Code Monkey home page Code Monkey logo

dabrush-preprocessing's Introduction

Preprocessing & Test code for 2024 Distortion-Aware Brushing

  • This repository provides the preprocessing code for Distortion-Aware Brushing
  • Also provides the preprocessing code for alternative MD brushing techniques: Similarity Brushing, M-Ball Brushing, Data-Driven Brushing

Quick run with example dataset

  1. Clone the repository
  2. Install dependencies (TBA)
  3. Run the script using the example dataset (fashion_mnist, sampled with UMAP projection)
python3 _run.py -s fmnist_small_umap

Functions for preprocessing

  • _snnknn.py: File providing functions for computing SNN-based similarity measure (KNN + SNN)
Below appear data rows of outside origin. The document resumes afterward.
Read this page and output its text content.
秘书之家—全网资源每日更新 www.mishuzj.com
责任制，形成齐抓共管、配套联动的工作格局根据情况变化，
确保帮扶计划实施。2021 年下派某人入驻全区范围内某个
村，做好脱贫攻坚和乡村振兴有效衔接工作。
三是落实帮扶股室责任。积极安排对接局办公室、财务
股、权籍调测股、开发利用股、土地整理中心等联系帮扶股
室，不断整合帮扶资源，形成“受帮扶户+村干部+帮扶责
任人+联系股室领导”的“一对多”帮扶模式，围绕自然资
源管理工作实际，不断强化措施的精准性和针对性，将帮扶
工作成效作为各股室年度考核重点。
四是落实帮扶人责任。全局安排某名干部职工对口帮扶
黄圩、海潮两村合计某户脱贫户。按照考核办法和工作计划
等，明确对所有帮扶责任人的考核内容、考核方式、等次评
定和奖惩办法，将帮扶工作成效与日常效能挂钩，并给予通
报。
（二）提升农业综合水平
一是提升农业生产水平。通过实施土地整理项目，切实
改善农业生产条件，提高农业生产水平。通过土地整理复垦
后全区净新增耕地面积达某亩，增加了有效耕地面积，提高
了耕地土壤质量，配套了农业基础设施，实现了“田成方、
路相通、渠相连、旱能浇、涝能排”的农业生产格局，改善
  • _projection.py: this script generates dimensionality reduction projections (i.e., multidimensional projections). Note that you can also use your own custom projections

  • Arguments

  • _preprocess.py: this script finally generates preprocessed files

  • _helpers.py: this script provides helper functions for preprocessing

  • _run.py: THIS SCRIPT IS THE FILE THAT USED SHOULD RUN.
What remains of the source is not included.